O senador Flávio Bolsonaro, que se apresenta como pré-candidato à Presidência da República, divulgou nesta segunda-feira um vídeo nas redes sociais em que critica o desfile da escola de samba Acadêmicos de Niterói. A apresentação carnavalesca prestou homenagem ao presidente Luiz Inácio Lula da Silva, o que, na avaliação do parlamentar, levanta questionamentos sobre o uso de recursos públicos destinados às agremiações.
Confira detalhes no vídeo:
Na mensagem, compartilhada por sua equipe de comunicação, o senador afirma que se dirige especialmente a pessoas que não se identificam nem com o bolsonarismo nem com o lulismo. Segundo ele, o objetivo é alertar para o que considera uma distorção na finalidade do financiamento público concedido às escolas de samba. Flávio Bolsonaro argumenta que o apoio do Estado às manifestações culturais deveria se limitar à promoção da arte e da tradição popular, sem servir de plataforma para exaltação de líderes políticos.
De acordo com o senador, a homenagem realizada durante o desfile caracteriza uma forma de campanha antecipada, financiada com dinheiro arrecadado por meio de impostos pagos pela população. Ele sustenta que eventos custeados com recursos públicos precisam obedecer a critérios de neutralidade política, sobretudo em um contexto pré-eleitoral, no qual qualquer referência a figuras do cenário nacional pode ter impacto direto no debate político.
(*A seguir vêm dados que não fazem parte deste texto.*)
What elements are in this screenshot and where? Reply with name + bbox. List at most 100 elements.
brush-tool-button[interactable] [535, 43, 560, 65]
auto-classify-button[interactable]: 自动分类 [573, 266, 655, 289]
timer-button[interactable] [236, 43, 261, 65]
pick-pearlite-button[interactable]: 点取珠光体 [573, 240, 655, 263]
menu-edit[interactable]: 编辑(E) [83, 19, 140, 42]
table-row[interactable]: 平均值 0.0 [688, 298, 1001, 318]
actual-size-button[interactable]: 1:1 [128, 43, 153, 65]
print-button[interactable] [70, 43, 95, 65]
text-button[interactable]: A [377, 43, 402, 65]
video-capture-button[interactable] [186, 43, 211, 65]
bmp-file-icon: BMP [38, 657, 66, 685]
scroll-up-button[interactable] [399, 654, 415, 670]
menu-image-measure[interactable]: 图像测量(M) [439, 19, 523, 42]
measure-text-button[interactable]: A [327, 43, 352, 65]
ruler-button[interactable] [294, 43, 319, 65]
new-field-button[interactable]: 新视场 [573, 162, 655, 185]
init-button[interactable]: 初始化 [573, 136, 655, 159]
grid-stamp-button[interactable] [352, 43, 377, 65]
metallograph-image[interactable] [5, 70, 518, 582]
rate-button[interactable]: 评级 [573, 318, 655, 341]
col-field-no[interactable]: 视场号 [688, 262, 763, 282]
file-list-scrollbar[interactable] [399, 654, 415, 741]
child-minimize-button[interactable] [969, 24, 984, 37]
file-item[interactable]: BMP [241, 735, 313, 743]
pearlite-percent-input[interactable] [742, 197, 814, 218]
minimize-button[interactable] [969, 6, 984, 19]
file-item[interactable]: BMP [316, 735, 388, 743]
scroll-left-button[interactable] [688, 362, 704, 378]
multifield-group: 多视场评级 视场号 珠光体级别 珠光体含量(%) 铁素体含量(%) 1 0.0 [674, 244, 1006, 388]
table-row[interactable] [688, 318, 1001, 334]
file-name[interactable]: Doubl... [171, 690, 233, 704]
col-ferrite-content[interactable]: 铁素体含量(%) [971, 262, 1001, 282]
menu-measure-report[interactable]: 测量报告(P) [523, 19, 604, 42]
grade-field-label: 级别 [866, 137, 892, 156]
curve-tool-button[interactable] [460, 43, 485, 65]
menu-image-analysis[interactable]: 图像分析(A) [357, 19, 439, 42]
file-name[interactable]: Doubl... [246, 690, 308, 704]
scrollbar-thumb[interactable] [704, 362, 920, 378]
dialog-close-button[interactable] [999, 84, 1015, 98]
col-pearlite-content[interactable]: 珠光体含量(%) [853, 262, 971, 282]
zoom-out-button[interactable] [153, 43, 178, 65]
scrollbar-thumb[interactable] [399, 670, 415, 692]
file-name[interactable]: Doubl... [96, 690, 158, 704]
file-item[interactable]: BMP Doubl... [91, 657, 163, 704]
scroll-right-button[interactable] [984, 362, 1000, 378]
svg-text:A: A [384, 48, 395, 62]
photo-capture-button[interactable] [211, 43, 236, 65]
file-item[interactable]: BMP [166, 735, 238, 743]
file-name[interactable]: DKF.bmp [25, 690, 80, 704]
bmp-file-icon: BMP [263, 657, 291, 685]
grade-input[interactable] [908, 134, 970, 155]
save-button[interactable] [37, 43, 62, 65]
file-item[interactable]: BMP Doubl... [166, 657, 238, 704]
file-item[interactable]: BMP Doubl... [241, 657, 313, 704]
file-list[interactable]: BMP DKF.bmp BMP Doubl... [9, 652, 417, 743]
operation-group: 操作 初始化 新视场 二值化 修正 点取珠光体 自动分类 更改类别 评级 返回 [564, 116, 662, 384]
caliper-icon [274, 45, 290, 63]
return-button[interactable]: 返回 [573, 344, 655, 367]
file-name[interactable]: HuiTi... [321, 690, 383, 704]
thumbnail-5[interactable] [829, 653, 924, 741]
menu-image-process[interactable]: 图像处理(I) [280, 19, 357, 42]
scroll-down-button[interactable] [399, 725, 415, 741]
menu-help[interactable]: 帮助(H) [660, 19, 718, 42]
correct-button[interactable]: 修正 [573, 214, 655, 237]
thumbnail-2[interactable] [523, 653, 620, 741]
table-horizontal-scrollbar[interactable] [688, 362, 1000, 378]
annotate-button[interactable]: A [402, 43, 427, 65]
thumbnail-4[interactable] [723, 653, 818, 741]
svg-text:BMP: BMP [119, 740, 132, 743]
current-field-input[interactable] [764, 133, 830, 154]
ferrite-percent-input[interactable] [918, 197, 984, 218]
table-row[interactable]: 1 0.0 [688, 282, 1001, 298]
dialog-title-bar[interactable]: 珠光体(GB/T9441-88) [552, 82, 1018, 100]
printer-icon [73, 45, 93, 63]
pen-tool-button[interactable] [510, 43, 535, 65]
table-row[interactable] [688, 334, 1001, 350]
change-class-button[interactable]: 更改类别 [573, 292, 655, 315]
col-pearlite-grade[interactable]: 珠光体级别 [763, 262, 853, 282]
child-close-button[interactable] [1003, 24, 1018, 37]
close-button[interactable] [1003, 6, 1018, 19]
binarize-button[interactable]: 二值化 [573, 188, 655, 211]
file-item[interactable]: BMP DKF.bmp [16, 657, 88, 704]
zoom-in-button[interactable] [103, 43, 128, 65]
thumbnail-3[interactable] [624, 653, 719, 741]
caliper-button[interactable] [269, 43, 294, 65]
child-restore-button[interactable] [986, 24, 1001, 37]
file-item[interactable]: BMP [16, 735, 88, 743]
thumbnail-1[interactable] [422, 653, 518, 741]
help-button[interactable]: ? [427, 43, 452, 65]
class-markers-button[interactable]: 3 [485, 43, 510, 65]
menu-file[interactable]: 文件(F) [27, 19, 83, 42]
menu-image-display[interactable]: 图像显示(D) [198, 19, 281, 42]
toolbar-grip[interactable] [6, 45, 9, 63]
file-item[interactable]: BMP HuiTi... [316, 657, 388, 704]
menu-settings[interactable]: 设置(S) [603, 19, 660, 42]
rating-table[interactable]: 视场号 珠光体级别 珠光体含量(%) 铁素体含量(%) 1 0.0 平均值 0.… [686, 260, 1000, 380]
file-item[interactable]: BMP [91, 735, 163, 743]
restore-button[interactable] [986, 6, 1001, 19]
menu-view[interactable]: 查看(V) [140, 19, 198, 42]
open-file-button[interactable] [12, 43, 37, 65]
Outro ponto levantado no vídeo diz respeito a valores morais e religiosos. Flávio Bolsonaro afirma que o conteúdo do desfile não respeita princípios cristãos que, segundo ele, são compartilhados por grande parte dos brasileiros. Embora não detalhe elementos específicos da apresentação, o senador afirma que manifestações culturais financiadas pelo poder público deveriam levar em consideração a diversidade de crenças e valores existentes no país.
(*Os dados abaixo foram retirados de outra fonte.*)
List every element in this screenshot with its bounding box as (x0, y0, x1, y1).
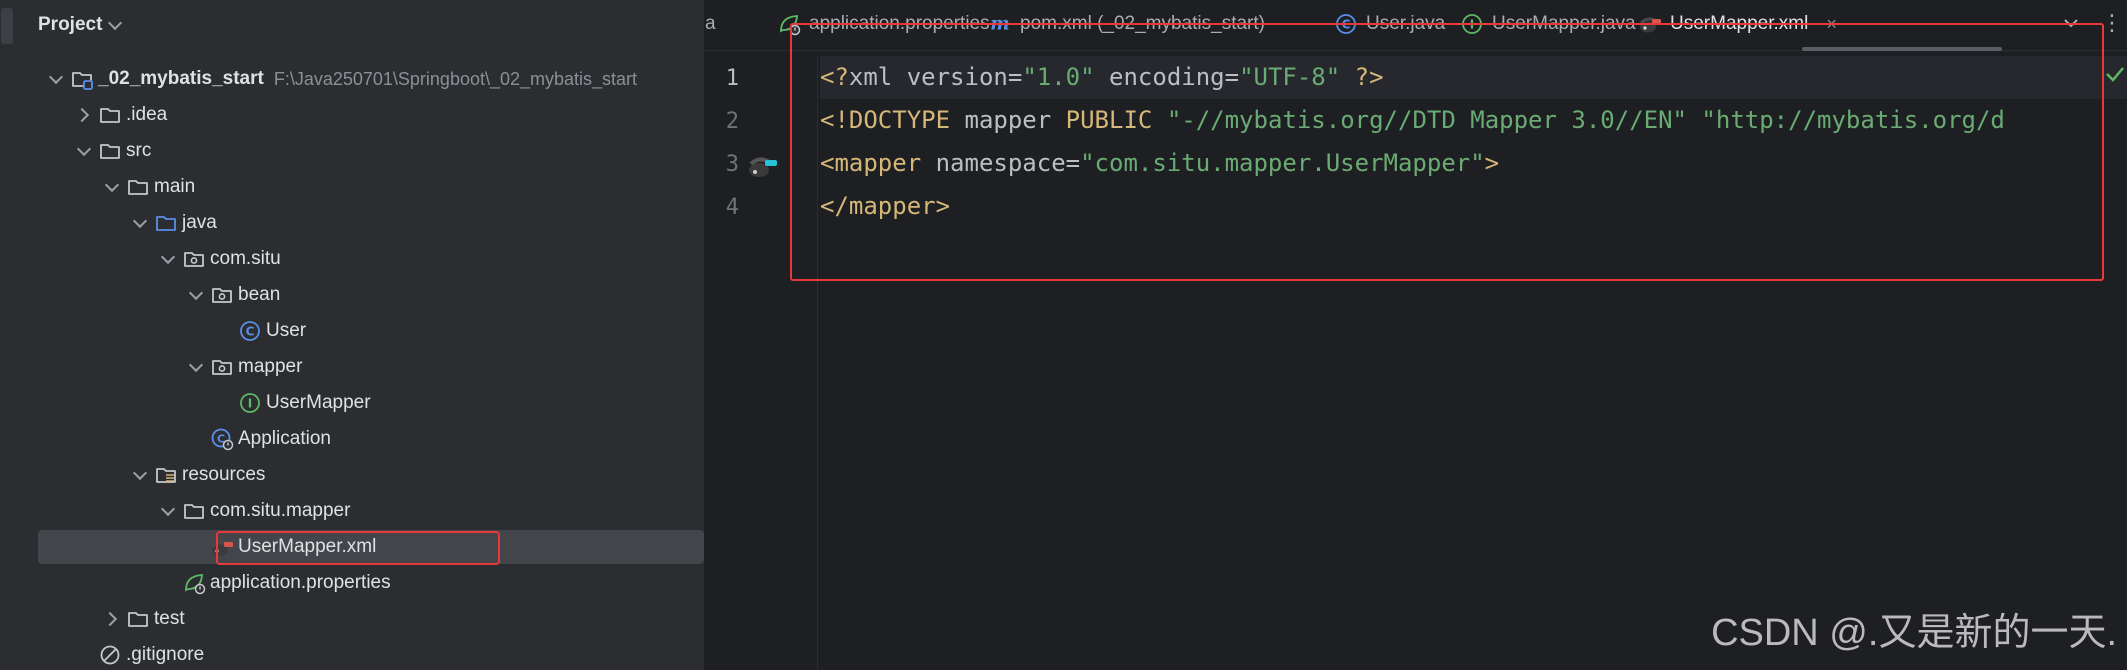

As declarações tiveram rápida repercussão nas redes sociais, onde dividiram opiniões. De um lado, apoiadores do parlamentar defenderam a crítica e passaram a cobrar maior rigor na fiscalização dos repasses públicos às escolas de samba. Para esse grupo, o Carnaval não deveria ser utilizado como espaço para promover governos ou lideranças políticas. Do outro, houve quem ressaltasse a autonomia artística das agremiações e lembrasse que o Carnaval historicamente aborda temas sociais, políticos e culturais relevantes para a sociedade brasileira.
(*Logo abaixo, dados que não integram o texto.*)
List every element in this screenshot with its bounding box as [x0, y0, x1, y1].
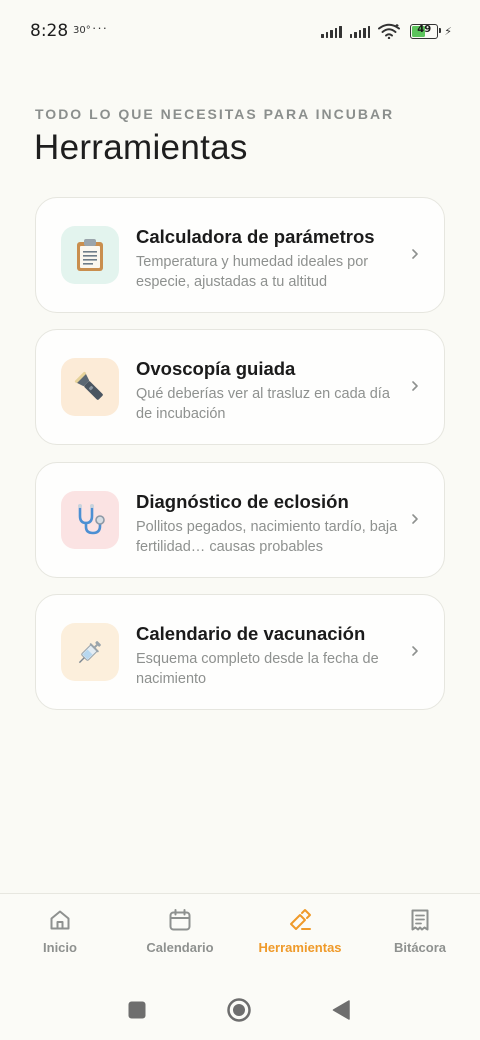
battery-icon: 49 — [410, 23, 442, 39]
chevron-right-icon — [412, 249, 418, 259]
page-overline: TODO LO QUE NECESITAS PARA INCUBAR — [35, 106, 395, 122]
chevron-right-icon — [412, 381, 418, 391]
bottom-navigation: Inicio Calendario Herramientas Bitácora — [0, 893, 480, 975]
tools-icon — [290, 909, 311, 930]
tool-card-calculadora[interactable]: Calculadora de parámetros Temperatura y … — [35, 197, 445, 313]
nav-label: Herramientas — [258, 940, 342, 955]
wifi-icon — [378, 23, 401, 39]
back-system-button[interactable] — [332, 1000, 350, 1020]
tool-icon-box — [61, 358, 119, 416]
recent-apps-button[interactable] — [128, 1001, 146, 1019]
tool-icon-box — [61, 226, 119, 284]
status-temperature: 30° — [73, 25, 91, 36]
flashlight-icon — [74, 371, 103, 400]
status-indicators: 49 ⚡ — [321, 22, 452, 40]
tool-title: Calculadora de parámetros — [136, 226, 375, 247]
battery-level: 49 — [417, 23, 432, 35]
receipt-icon — [411, 909, 429, 931]
home-icon — [50, 910, 70, 930]
signal-icon — [321, 24, 342, 38]
nav-item-inicio[interactable]: Inicio — [0, 894, 120, 976]
syringe-icon — [78, 641, 101, 664]
stethoscope-icon — [78, 504, 105, 535]
tool-card-diagnostico[interactable]: Diagnóstico de eclosión Pollitos pegados… — [35, 462, 445, 578]
calendar-icon — [169, 909, 191, 931]
tool-card-vacunacion[interactable]: Calendario de vacunación Esquema complet… — [35, 594, 445, 710]
status-time: 8:28 — [30, 21, 69, 41]
nav-label: Inicio — [43, 940, 77, 955]
tool-title: Diagnóstico de eclosión — [136, 491, 349, 512]
nav-label: Bitácora — [393, 940, 447, 955]
tool-title: Calendario de vacunación — [136, 623, 366, 644]
tool-icon-box — [61, 491, 119, 549]
status-bar: 8:28 30° ··· 49 ⚡ — [0, 0, 480, 62]
status-more-dots: ··· — [92, 20, 108, 35]
chevron-right-icon — [412, 646, 418, 656]
nav-label: Calendario — [146, 940, 214, 955]
tool-icon-box — [61, 623, 119, 681]
home-system-button[interactable] — [226, 997, 252, 1023]
tool-description: Qué deberías ver al trasluz en cada día … — [136, 386, 390, 422]
clipboard-icon — [77, 239, 103, 271]
system-navigation-bar — [0, 975, 480, 1040]
tool-description: Pollitos pegados, nacimiento tardío, baj… — [136, 519, 398, 555]
nav-item-calendario[interactable]: Calendario — [120, 894, 240, 976]
page-title: Herramientas — [34, 128, 248, 167]
tool-description: Temperatura y humedad ideales por especi… — [136, 254, 369, 290]
signal-icon — [349, 24, 371, 38]
tool-title: Ovoscopía guiada — [136, 358, 296, 379]
tool-card-ovoscopia[interactable]: Ovoscopía guiada Qué deberías ver al tra… — [35, 329, 445, 445]
tool-description: Esquema completo desde la fecha de nacim… — [136, 651, 379, 687]
nav-item-bitacora[interactable]: Bitácora — [360, 894, 480, 976]
nav-item-herramientas[interactable]: Herramientas — [240, 894, 360, 976]
charging-icon: ⚡ — [444, 25, 452, 38]
chevron-right-icon — [412, 514, 418, 524]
Defensores da liberdade artística destacam que as escolas de samba, ao longo das décadas, sempre usaram seus enredos para comentar fatos históricos, homenagear personalidades e provocar reflexões sobre o país. Nesse entendimento, o desfile faria parte de uma tradição cultural consolidada, que não pode ser dissociada do contexto social e político em que é produzida.
A controvérsia reacende um debate antigo sobre os limites entre cultura, política e financiamento estatal. Em períodos de maior tensão política, como o atual, essas discussões tendem a ganhar ainda mais visibilidade. Ao se posicionar publicamente sobre o tema, Flávio Bolsonaro reforça uma narrativa crítica ao governo federal e amplia a polarização em torno do uso de recursos públicos em eventos culturais de grande alcance popular.